I pointed at a circle of oak trees a little off the road. "Your memory was perfect, Eco. There's the altar of Jupiter that you mentioned."

"Perhaps we should stop and do something pious, to make up for all this gossipmongering." Eco, the complete sceptic, likes to taunt me for what little religious sensibility I possess.
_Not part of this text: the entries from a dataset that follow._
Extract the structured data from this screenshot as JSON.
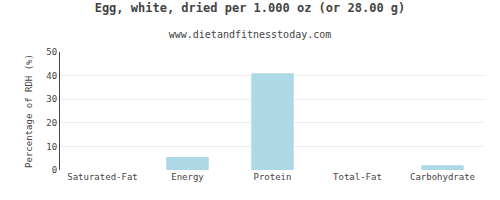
{
  "chart_data": {
    "type": "bar",
    "title": "Egg, white, dried per 1.000 oz (or 28.00 g)",
    "subtitle": "www.dietandfitnesstoday.com",
    "categories": [
      "Saturated-Fat",
      "Energy",
      "Protein",
      "Total-Fat",
      "Carbohydrate"
    ],
    "values": [
      0,
      5.5,
      41,
      0,
      2.0
    ],
    "color": "#add8e6",
    "ylabel": "Percentage of RDH (%)",
    "ylim": [
      0,
      50
    ],
    "yticks": [
      0,
      10,
      20,
      30,
      40,
      50
    ],
    "grid": true
  }
}
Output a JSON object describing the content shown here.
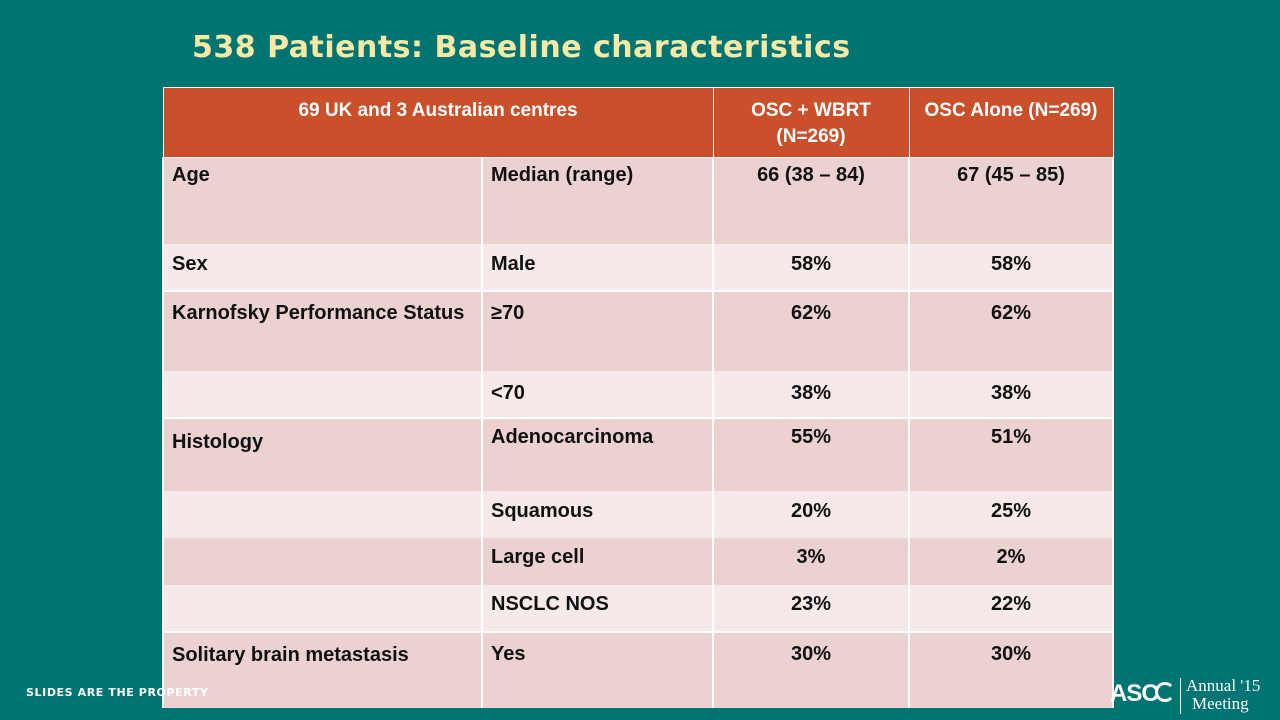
{
  "title": "538 Patients: Baseline characteristics",
  "footer_text": "SLIDES ARE THE PROPERTY",
  "logo": {
    "brand": "ASC",
    "line1": "Annual '15",
    "line2": "Meeting"
  },
  "table": {
    "headers": [
      "69 UK and 3 Australian centres",
      "OSC + WBRT (N=269)",
      "OSC Alone (N=269)"
    ],
    "rows": [
      {
        "c1": "Age",
        "c2": "Median (range)",
        "c3": "66 (38 – 84)",
        "c4": "67 (45 – 85)"
      },
      {
        "c1": "Sex",
        "c2": "Male",
        "c3": "58%",
        "c4": "58%"
      },
      {
        "c1": "Karnofsky Performance Status",
        "c2": "≥70",
        "c3": "62%",
        "c4": "62%"
      },
      {
        "c1": "",
        "c2": "<70",
        "c3": "38%",
        "c4": "38%"
      },
      {
        "c1": "Histology",
        "c2": "Adenocarcinoma",
        "c3": "55%",
        "c4": "51%"
      },
      {
        "c1": "",
        "c2": "Squamous",
        "c3": "20%",
        "c4": "25%"
      },
      {
        "c1": "",
        "c2": "Large cell",
        "c3": "3%",
        "c4": "2%"
      },
      {
        "c1": "",
        "c2": "NSCLC NOS",
        "c3": "23%",
        "c4": "22%"
      },
      {
        "c1": "Solitary brain metastasis",
        "c2": "Yes",
        "c3": "30%",
        "c4": "30%"
      }
    ]
  }
}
"It wouldn't hurt to leave a few coins and say a prayer, my son. We've had a safe journey and good fortune so far." As we dismounted under the shade of the oaks, a man in a scrappy white robe appeared from behind the stone altar. His jaw was covered with stubble and he smelled of wine. He introduced himself as Felix, and explained that he was the priest of the place and offered to recite an invocation to Jupiter on our behalf) for a small fee. Eco rolled his eyes, but I gestured for him to open his purse. The prayer was a simple formula, mumbled so quickly that I scarcely heard it. Instead I looked into the shadowy recesses of the trees around us and listened to the nearby babbling of the stream and the rustling of the branches. So close to the normally busy, altogether civilized expanse of the Appian Way, this ancient spot possessed a powerful sense of the ineffable and unseen. There is good reason why the altars and temples of the gods are erected in some places and not in others. The places chose the altars, so to speak, and not the other way around. This was such a place, and no matter what sort of priest maintained it, its specialness was as palpable yet elusive as the mist of a breath in cold air.

When the prayer was done we turned to leave, but the priest reached for my arm. "You're passing through?" Felix said. He had the narrow face of a ferret, and his teeth were yellow.

"On our way from here to there."

"You know what happened just up on the road, don't you?" "Quite a few things over the years, I should imagine."

"No, I mean the business with Milo and Clodius." "Oh, that. Are we close?"

"Close? Can't you hear the lemures of the dead, shaking the leaves around us? The battle ended just down the road, at the old inn."

"Yes, we just ate there. The proprietress told us something about it."

Felix looked disappointed, then brightened. "Ah, but she couldn't have shown you where the battle started." "No. Is it interesting to see?"